Daus v. Lumbermen's Mutual Casualty Co.

Yesawich Jr., J.

Appeal from an order of the Supreme Court (Canfield, J.), entered September 13, 1996 in Rensselaer County, which denied defendant’s motion for summary judgment dismissing the complaint.

Injured in a one-car accident in October 1988, plaintiff—who contends that the car was driven by Thomas Fanniff, the vehicle’s owner and its only other occupant at the time of the collision—obtained a default judgment against Fanniff. After an inquest, plaintiff was awarded damages of $169,880.37; the applicable limit of the liability policy defendant had issued to Fanniff was $10,000. In exchange for plaintiff’s agreement not to seek enforcement of the judgment, Fanniff assigned all of his rights and claims against defendant to plaintiff, and the latter thereafter commenced this action, charging defendant with bad faith in its failure to settle or defend the underlying lawsuit. Supreme Court denied defendant’s motion for summary judgment, prompting this appeal.

To prevail on his claim that defendant breached its duty of good faith by refusing to settle the action against Fanniff, plaintiff must establish that the insurer acted in “ ‘gross disregard’ ” of Fanniffs interests, by “engaging] in a pattern of behavior evincing a conscious or knowing indifference to the probability that [Fanniff] would be held personally accountable for a large judgment” as a result of the company’s refusal to accept a settlement offer within the policy limits (Pavia v State Farm Mut. Auto. Ins. Co., 82 NY2d 445, 453-454). This requires a showing that an opportunity to settle was lost “at a time *666when all serious doubts about the insured’s liability were removed” (id., at 454).

Defendant’s initial rejection of plaintiff’s settlement offer was based on Fanniffs representations in the loss notice, the police accident report and his motor vehicle report (all of which were completed shortly after the accident) that plaintiff, and not he, had been driving when the accident occurred. Inasmuch as it was Fanniffs own statements that raised a question as to his liability, he—and therefore plaintiff, who stands in his shoes for the purposes of this action—is estopped from contending that defendant acted in bad faith by failing to disregard or question those statements (see, Newham v Nationwide Mut. Ins. Co., 61 AD2d 1067, 1068; Pipoli v United States Fid. & Guar. Co., 38 AD2d 249, 250-251, affd 31 NY2d 679; Colbert v Home Indem. Co., 35 AD2d 326, 329).

Moreover, because this documentary evidence raises a question as to whether Fanniff was indeed driving the car, as plaintiff asserts, it could not be said that plaintiffs settlement offers came at a time “when all serious doubts about [Fanniffs] liability [had been] removed” (Pavia v State Farm Mut. Auto. Ins. Co., supra, at 454). Nor would further investigation have resolved these factual questions, as plaintiff urges, for neither Fanniffs subsequent testimony (including his invocation of the privilege against self-incrimination), nor the favorable outcome of plaintiffs criminal trial, establishes unequivocally that Fan-niff was actually the driver of the car.

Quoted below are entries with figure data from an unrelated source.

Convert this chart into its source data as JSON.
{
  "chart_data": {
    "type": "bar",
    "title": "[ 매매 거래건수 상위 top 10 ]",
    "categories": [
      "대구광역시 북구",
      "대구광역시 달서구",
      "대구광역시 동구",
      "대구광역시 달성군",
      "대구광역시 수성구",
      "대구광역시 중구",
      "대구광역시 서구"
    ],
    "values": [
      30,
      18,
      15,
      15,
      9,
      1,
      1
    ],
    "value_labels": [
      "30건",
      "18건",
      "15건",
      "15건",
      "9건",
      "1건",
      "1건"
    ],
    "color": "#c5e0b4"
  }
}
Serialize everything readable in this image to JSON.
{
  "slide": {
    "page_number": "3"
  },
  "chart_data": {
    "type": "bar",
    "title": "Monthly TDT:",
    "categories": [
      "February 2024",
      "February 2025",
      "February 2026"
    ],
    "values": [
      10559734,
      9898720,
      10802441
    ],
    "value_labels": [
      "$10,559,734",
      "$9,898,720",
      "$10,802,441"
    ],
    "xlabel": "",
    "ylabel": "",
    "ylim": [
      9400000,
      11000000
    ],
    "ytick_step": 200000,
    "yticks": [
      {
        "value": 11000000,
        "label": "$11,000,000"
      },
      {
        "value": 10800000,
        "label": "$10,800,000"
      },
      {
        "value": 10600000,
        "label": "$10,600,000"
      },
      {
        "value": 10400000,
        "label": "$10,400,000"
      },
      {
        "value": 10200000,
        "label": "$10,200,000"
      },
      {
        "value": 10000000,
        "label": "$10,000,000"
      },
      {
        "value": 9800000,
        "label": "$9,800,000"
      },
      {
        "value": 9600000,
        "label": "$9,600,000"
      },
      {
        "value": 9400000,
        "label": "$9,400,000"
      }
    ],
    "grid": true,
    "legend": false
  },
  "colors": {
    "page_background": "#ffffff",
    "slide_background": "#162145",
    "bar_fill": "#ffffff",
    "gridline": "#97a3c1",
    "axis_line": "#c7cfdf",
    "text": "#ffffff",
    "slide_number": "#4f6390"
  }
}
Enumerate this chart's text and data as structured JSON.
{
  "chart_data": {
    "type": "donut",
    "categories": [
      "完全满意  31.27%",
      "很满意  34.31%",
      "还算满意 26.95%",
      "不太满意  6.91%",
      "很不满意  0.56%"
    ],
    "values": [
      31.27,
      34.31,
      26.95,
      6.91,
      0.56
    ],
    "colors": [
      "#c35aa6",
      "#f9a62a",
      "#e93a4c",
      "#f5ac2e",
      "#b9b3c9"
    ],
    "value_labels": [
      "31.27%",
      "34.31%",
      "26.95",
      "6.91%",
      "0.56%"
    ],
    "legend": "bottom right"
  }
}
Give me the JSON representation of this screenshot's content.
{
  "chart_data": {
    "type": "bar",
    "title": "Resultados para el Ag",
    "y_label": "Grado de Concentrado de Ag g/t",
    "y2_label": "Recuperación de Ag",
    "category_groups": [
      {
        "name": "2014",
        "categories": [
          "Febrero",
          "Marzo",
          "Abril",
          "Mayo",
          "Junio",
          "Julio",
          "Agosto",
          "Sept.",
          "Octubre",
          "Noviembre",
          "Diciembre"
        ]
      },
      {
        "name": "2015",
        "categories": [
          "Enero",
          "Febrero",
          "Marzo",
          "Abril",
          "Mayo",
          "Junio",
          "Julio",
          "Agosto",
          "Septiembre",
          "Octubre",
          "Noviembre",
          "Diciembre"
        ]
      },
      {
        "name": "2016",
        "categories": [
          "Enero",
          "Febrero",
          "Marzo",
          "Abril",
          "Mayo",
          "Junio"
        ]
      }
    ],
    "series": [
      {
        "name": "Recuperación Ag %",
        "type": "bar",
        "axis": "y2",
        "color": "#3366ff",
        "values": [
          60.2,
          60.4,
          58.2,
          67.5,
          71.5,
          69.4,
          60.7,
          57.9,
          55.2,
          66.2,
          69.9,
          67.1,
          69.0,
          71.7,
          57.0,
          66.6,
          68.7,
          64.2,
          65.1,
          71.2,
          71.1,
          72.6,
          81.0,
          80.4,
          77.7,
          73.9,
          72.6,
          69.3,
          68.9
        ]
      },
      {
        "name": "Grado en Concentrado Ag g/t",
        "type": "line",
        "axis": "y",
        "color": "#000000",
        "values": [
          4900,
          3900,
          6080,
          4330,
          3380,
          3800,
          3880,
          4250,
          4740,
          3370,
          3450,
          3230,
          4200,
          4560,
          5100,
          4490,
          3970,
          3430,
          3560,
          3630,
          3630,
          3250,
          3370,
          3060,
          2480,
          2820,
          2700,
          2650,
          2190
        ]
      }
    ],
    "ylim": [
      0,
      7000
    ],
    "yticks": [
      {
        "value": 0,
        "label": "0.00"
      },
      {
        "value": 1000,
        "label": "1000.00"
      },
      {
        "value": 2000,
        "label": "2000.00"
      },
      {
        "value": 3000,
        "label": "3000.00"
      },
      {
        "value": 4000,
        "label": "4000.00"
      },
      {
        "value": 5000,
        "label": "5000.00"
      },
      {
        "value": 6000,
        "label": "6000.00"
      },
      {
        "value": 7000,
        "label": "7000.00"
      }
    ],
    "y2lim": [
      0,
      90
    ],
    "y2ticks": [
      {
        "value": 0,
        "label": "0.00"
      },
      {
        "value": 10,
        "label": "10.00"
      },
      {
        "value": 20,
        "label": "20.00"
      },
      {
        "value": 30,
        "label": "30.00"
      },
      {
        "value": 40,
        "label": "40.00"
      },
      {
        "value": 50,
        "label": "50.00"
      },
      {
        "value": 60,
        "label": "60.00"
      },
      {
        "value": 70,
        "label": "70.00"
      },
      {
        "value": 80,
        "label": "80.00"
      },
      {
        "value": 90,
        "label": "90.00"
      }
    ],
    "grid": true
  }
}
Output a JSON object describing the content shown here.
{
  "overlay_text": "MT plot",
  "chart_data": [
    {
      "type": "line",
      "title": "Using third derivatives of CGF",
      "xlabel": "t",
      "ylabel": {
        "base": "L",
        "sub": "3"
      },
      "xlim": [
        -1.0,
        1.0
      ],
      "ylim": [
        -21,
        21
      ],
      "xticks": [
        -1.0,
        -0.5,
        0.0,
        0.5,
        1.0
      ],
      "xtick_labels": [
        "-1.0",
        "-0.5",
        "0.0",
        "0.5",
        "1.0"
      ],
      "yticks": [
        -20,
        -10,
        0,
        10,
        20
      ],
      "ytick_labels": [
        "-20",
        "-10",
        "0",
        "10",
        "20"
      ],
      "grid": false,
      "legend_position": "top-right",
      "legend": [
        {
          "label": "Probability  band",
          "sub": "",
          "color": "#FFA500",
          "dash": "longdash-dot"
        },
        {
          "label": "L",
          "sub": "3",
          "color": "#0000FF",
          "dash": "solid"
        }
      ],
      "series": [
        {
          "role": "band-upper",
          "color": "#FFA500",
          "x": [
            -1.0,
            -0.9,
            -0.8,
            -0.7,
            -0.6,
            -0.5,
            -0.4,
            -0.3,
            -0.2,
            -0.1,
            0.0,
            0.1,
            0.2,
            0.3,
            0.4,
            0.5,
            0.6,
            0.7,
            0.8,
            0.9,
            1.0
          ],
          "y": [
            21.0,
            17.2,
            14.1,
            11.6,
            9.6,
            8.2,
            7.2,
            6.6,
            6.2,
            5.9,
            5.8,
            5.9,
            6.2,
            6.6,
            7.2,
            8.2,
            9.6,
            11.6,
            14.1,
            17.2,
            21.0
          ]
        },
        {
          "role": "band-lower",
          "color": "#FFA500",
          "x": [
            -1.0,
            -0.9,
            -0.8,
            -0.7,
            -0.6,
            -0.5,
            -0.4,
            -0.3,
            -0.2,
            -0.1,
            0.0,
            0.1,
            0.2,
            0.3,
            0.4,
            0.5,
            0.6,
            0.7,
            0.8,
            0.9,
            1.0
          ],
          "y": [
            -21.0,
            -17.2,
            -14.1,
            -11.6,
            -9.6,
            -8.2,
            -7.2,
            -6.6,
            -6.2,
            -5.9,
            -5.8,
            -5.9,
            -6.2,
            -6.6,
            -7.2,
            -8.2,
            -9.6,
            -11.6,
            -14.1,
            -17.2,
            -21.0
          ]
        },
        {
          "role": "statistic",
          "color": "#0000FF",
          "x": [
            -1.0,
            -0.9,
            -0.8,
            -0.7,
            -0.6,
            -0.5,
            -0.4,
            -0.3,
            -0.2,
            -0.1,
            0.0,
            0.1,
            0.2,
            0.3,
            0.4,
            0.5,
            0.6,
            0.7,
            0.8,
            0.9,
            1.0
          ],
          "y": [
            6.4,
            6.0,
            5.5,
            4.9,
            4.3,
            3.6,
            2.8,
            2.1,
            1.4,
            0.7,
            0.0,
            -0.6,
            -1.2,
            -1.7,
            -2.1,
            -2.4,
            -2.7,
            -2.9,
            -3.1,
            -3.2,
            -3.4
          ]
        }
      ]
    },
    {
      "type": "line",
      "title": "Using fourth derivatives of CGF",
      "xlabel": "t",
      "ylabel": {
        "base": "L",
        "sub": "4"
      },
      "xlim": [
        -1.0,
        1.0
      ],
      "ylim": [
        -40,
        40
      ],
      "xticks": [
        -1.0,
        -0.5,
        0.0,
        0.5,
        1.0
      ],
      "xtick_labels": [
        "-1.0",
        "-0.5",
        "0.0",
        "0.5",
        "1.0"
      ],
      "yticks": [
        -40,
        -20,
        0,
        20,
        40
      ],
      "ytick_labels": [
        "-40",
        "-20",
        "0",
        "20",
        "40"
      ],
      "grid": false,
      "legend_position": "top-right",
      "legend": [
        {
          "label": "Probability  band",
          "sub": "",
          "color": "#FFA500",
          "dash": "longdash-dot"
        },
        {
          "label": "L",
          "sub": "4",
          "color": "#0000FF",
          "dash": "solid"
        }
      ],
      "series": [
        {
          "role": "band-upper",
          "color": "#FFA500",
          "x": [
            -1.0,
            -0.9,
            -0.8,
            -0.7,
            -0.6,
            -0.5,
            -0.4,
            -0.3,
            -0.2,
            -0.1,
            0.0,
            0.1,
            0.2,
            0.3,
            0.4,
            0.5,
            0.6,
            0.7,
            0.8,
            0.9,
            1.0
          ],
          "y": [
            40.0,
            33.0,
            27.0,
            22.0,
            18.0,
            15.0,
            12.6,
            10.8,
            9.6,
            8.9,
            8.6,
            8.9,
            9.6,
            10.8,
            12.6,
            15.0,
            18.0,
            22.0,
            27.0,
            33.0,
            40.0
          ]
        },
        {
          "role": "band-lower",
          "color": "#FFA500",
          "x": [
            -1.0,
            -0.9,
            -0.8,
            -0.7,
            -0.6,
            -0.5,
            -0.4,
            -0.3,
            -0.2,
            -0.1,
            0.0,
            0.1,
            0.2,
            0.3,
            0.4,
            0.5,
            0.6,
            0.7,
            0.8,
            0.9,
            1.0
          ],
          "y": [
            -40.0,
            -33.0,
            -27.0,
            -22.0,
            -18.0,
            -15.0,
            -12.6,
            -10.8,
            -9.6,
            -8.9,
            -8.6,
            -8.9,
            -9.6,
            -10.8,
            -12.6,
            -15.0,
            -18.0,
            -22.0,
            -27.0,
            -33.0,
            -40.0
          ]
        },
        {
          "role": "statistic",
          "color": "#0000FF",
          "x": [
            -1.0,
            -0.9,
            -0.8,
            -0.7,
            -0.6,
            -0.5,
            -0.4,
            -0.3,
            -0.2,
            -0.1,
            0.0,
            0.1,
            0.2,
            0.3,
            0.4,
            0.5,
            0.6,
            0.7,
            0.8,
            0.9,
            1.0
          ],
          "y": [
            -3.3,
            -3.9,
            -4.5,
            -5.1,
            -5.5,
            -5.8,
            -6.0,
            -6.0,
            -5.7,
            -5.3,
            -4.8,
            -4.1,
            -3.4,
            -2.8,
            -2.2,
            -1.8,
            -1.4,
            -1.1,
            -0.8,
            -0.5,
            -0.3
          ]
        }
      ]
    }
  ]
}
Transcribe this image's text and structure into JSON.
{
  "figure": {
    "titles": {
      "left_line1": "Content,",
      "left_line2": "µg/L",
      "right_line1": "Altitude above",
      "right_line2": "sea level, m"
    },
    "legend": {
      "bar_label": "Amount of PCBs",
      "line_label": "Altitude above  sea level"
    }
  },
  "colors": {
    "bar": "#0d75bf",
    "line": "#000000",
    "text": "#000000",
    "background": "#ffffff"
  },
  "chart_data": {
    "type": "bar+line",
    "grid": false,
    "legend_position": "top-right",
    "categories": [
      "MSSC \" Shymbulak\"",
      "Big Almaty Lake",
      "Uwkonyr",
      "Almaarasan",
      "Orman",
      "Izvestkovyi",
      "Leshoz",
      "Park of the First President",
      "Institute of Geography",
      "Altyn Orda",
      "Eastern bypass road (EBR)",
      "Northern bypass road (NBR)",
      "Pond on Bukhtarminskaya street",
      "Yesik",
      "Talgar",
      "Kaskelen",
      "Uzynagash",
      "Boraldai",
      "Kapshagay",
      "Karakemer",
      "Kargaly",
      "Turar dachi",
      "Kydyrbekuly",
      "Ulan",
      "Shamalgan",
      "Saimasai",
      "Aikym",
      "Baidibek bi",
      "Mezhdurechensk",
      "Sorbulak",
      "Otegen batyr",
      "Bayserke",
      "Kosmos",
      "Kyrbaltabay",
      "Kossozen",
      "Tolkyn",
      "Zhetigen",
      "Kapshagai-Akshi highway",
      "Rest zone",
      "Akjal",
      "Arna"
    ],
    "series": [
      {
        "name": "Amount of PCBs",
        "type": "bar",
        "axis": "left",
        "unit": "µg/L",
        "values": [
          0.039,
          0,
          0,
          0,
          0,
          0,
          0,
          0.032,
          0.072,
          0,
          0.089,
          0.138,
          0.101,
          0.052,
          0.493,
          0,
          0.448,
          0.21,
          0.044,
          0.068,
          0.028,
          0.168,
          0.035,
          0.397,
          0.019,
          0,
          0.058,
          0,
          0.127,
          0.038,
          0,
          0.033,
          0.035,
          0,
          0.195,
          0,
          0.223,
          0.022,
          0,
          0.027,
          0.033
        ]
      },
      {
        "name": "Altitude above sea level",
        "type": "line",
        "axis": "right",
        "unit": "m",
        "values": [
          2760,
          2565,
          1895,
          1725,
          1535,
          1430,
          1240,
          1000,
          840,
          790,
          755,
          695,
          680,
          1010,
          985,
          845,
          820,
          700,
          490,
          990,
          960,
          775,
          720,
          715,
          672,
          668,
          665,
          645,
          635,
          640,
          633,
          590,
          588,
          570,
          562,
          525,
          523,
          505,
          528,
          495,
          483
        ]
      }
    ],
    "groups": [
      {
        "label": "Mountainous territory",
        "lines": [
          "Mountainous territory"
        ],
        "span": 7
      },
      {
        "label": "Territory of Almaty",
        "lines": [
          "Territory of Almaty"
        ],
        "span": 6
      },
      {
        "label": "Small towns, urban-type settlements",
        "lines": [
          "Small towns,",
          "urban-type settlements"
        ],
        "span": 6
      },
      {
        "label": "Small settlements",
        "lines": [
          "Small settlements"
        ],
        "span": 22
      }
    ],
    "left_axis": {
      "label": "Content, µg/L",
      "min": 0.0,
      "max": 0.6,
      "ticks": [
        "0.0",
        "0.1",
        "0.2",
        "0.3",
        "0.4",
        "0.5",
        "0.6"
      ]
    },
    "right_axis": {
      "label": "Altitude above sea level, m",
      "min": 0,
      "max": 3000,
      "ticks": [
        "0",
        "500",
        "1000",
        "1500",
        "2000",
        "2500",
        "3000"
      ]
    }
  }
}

Insofar as plaintiffs claim is premised upon allegations that defendant acted in bad faith by refusing to defend Fanniff in the underlying suit, it too must fail, for there is no indication that defendant’s disclaimer of coverage, and concomitant refusal to provide a defense, was so improper or unjustifiable that it could be inferred to have been the product of a “conscious or knowing indifference” to Fanniffs interests. Fanniff admits that he did not forward the summons and complaint in that action to defendant, as the policy required, and did not inform defendant of the pendency of the action until he was served with notice that plaintiff was seeking a default judgment. Although plaintiff maintains that his original attorney sent copies of the papers to defendant in October 1991, after becoming aware that Fanniff had not done so, there is no proof that defendant actually received them at that time (a fact which it denies). Premised, as it was, upon an apparently reasonable belief that the notice requirements of the policy had not been satisfied, and that the insurer was therefore not obligated to provide coverage (see, Hovdestad v Interboro Mut. In*667dem. Ins. Co., 135 AD2d 783, 784), defendant’s disclaimer cannot be said to have been made in bad faith.

In sum, plaintiffs proof, even accepted in its entirety, does not establish the necessary elements of a cause of action for bad faith. Accordingly, the complaint should have been dismissed.

Mikoll, J. P., Mercure, Crew III and Peters, JJ., concur. Ordered that the order is reversed, on the law, with costs, motion granted, summary judgment awarded to defendant and complaint dismissed.